My host family is a young couple in their late 30s. My host mom trained as a journalist and now works for a telecommunications company, and my host dad helps run a nonprofit artist workshop that invites experts to give lessons and lectures to young, aspiring artists, and that also hosts performances or exhibitions of local art from time to time. They have some sort of a side business that specializes in graphic design and creative productions, and their artsy side comes out in the eclectic decor in their beautiful apartment. For example, I love the little collection of antique cameras on this shelf:
We live in a really nice, modern building that is close enough to the ocean for a view, but far enough that we're just beyond the tsunami evacuation zone: I have my own bathroom and bedroom:I share a living room and kitchen with them. As part of the program, they're required to provide meals for me. However, their demanding work schedules mean that they can't often afford to return to the house for lunch, so they buy me groceries to cook for myself.
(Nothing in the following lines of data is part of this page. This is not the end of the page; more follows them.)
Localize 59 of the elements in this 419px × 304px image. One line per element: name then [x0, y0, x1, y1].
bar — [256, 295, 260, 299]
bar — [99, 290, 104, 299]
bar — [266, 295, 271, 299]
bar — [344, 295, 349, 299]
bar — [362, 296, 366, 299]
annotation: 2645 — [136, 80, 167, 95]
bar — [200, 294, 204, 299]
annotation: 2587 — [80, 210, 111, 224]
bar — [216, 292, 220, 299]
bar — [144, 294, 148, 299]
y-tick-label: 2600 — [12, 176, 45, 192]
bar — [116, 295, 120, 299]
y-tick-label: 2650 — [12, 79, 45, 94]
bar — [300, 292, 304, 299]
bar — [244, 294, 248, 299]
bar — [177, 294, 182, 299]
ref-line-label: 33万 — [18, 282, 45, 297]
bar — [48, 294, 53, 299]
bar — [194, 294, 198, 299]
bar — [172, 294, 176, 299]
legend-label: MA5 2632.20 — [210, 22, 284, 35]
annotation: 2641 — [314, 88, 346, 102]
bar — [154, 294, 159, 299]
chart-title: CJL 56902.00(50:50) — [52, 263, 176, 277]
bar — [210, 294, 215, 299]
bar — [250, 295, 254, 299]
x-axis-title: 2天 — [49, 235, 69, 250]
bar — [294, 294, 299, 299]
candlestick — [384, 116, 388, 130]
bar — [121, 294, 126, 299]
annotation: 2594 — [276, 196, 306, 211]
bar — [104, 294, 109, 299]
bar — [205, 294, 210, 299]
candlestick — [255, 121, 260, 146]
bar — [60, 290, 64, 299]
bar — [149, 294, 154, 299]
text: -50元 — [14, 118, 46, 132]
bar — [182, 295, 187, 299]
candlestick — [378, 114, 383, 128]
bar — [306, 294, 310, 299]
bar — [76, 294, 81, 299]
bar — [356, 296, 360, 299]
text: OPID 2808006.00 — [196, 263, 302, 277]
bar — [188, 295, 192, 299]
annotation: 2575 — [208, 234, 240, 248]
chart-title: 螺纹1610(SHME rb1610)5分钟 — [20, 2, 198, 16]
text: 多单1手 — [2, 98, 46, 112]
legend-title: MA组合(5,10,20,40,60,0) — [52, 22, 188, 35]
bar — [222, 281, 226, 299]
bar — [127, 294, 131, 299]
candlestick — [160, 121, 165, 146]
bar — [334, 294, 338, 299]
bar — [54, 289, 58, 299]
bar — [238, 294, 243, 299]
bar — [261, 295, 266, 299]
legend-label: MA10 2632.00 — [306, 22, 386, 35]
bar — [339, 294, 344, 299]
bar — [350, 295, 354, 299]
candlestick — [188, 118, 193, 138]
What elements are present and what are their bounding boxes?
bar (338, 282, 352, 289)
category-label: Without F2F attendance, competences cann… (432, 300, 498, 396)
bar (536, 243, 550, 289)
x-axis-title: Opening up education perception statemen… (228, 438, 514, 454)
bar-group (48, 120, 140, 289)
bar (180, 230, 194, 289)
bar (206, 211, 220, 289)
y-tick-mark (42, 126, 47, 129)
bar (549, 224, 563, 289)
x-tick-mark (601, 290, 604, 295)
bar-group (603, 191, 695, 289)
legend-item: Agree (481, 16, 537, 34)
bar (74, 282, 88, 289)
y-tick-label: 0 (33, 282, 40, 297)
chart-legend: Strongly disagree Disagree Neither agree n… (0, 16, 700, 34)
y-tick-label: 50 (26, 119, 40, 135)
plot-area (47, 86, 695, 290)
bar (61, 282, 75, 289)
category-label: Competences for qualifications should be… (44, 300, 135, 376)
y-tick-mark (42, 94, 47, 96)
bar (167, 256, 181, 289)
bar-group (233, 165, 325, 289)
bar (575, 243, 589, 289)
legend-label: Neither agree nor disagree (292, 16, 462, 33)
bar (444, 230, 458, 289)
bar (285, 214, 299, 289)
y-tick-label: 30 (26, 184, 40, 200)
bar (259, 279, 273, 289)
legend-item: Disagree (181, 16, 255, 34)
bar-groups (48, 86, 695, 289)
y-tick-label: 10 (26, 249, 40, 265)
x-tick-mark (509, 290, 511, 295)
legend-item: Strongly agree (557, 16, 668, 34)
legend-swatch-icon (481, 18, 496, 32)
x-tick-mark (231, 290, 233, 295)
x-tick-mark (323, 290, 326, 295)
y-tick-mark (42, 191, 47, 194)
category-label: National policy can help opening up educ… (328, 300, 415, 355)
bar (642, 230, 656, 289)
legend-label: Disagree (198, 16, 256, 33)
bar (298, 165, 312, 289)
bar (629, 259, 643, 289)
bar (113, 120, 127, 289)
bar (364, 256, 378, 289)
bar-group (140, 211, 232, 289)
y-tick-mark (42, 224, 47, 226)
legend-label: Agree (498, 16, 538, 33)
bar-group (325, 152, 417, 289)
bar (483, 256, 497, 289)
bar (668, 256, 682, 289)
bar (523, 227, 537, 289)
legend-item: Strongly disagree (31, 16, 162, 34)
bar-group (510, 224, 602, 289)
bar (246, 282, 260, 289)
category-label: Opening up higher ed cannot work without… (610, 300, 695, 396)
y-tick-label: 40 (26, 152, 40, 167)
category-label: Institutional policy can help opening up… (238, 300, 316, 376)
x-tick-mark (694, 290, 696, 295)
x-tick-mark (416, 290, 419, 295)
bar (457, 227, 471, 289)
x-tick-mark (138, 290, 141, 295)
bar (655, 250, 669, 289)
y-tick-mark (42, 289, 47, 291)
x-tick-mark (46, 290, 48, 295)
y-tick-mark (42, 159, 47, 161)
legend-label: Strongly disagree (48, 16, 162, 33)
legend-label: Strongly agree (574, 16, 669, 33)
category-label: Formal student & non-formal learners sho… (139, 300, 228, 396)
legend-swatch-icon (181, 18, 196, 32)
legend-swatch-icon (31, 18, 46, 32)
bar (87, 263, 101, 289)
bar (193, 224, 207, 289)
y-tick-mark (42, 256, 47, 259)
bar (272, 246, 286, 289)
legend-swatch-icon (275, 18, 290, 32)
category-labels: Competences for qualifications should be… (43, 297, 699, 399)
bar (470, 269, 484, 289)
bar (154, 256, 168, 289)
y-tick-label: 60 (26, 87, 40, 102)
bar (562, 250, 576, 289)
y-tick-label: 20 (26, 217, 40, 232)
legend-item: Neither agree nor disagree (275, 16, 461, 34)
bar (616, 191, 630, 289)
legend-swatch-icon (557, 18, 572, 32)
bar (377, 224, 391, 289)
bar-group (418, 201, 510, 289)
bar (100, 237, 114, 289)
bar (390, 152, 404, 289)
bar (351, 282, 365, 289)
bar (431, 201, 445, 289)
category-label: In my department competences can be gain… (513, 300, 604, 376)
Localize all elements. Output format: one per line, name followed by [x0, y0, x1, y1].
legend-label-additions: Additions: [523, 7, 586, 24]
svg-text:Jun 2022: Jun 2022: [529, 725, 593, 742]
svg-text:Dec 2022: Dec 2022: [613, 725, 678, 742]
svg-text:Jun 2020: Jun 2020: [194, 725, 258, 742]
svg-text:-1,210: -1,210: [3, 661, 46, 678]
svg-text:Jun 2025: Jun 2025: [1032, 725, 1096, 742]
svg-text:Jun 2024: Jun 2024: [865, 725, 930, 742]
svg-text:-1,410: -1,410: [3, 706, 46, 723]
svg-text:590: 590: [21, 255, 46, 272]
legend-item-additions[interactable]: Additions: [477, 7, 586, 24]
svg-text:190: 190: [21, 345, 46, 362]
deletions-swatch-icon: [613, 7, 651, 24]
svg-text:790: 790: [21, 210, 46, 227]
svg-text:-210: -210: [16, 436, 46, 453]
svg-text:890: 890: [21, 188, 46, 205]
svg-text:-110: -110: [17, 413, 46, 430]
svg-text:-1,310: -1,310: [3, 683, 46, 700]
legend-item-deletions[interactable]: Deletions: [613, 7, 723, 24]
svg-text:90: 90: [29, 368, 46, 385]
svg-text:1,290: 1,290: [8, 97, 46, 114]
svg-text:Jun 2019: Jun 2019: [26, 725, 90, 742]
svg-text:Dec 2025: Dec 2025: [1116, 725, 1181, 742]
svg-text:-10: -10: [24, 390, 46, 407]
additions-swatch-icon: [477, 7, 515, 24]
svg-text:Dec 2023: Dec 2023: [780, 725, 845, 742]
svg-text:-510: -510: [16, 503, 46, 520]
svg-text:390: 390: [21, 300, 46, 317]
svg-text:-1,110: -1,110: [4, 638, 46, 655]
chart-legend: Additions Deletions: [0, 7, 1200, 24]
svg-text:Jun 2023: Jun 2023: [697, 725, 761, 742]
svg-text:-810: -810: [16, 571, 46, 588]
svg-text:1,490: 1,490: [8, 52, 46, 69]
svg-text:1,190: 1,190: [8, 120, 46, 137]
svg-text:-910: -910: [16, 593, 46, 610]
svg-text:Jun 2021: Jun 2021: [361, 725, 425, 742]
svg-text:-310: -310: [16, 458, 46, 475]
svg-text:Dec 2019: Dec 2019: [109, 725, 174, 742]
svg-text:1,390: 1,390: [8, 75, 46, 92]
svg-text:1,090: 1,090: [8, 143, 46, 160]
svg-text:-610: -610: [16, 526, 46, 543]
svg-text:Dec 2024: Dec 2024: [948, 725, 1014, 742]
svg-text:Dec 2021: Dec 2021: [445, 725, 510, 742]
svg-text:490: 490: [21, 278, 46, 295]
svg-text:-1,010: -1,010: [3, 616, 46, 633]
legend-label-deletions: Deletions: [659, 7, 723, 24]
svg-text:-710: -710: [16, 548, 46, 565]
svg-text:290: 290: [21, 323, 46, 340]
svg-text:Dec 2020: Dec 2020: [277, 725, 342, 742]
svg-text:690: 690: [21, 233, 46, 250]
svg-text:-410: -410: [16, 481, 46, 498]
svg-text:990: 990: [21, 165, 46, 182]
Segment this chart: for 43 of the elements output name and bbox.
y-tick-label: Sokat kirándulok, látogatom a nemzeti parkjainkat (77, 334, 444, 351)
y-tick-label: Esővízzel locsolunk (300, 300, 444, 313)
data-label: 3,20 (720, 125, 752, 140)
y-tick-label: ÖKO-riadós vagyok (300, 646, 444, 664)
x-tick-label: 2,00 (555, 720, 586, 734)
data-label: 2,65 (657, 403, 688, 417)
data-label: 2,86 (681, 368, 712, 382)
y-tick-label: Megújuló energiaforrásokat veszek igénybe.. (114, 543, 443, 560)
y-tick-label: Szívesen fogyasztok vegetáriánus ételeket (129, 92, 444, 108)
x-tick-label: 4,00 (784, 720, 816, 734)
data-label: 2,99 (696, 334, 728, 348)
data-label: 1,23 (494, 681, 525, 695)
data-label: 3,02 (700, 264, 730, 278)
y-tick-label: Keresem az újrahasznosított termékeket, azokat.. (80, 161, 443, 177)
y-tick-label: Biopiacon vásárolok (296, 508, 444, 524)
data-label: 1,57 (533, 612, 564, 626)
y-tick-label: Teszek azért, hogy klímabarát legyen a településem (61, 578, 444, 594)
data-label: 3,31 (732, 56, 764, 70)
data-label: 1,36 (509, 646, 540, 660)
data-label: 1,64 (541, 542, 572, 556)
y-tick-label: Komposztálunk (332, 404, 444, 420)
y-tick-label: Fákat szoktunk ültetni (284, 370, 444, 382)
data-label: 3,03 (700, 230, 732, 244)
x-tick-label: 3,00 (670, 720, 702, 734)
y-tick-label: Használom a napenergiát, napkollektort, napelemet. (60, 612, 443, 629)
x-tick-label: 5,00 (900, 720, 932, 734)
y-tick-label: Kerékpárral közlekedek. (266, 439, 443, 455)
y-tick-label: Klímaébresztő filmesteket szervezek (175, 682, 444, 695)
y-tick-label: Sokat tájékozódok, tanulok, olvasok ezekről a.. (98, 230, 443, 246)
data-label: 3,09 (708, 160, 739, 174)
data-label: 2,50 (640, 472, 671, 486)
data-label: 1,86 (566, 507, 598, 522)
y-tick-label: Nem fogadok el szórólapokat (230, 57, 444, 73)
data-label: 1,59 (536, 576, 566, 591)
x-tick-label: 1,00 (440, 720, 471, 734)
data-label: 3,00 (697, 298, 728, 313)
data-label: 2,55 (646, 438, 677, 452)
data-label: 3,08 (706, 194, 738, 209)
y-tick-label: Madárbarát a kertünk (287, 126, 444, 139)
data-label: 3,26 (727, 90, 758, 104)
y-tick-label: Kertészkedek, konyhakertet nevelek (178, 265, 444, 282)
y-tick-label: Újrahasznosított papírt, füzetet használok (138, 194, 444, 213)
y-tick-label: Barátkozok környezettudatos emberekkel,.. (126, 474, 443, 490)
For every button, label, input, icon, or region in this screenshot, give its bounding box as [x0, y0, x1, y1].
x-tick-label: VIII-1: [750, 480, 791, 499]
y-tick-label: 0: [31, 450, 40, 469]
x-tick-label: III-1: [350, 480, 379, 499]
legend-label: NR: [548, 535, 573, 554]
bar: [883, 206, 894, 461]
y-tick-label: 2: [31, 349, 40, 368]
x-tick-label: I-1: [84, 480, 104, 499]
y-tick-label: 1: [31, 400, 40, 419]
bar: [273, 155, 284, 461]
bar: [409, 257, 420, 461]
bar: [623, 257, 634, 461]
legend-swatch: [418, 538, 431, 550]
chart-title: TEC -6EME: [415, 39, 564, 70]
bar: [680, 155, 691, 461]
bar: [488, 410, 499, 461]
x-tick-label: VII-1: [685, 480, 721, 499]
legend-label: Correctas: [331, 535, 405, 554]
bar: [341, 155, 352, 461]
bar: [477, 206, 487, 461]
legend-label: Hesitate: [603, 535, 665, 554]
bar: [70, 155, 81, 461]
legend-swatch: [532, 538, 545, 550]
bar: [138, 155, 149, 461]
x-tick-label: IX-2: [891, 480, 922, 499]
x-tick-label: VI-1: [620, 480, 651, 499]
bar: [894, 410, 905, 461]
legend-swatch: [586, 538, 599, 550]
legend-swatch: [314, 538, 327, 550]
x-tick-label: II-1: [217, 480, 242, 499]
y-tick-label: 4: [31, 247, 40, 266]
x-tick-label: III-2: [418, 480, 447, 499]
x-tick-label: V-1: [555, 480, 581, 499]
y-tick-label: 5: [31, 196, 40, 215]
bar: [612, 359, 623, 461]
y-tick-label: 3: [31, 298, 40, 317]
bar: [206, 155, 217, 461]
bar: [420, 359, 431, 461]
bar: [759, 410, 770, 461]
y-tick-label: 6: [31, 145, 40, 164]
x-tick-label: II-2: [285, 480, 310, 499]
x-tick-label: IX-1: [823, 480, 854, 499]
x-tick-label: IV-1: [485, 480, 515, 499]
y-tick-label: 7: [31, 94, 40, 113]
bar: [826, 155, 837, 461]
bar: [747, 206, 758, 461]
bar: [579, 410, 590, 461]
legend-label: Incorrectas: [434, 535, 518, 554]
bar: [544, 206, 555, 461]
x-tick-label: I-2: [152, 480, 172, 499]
Considering my lack of enthusiasm for the bread, beef and mayonnaise diet that seems to be typical in Chile, this suits me just fine, as I can eat all of the vegetables, fruit and whole grains that I want. Here's our living room:

The huge windows are perfect for Antofagasta's climate, which is consistently sunny, with a high about 16 degrees Celsius and a low of 10 or so at night (in the winter). In the summer it gets warm without being too hot. The mountains and desert to the East keep the air dry and slightly dusty, but the evaporation from the ocean keeps it from being as arid as Calama. It only rains about once a year, and then the city is as dramatic about the water as the Wicked Witch of the West. Water runs right over the hard-packed ground to flood the gutter-less streets, it leaks through un-waterproofed roofs (see example from my school on the left) and leaves standing pools in open-air schoolyards, which have been known to close for rain days. The annual rain arrived in "Antofa" just before I did, however, so I don't expect to see any of this "extreme weather" while I'm here. All I have to worry about are earthquakes, which are apparently a pretty common occurrence.

The combination of low-lying, earthquake-safe construction and desert air makes for consistently stunning sunsets, and our 10th floor windows provide the perfect vantage point.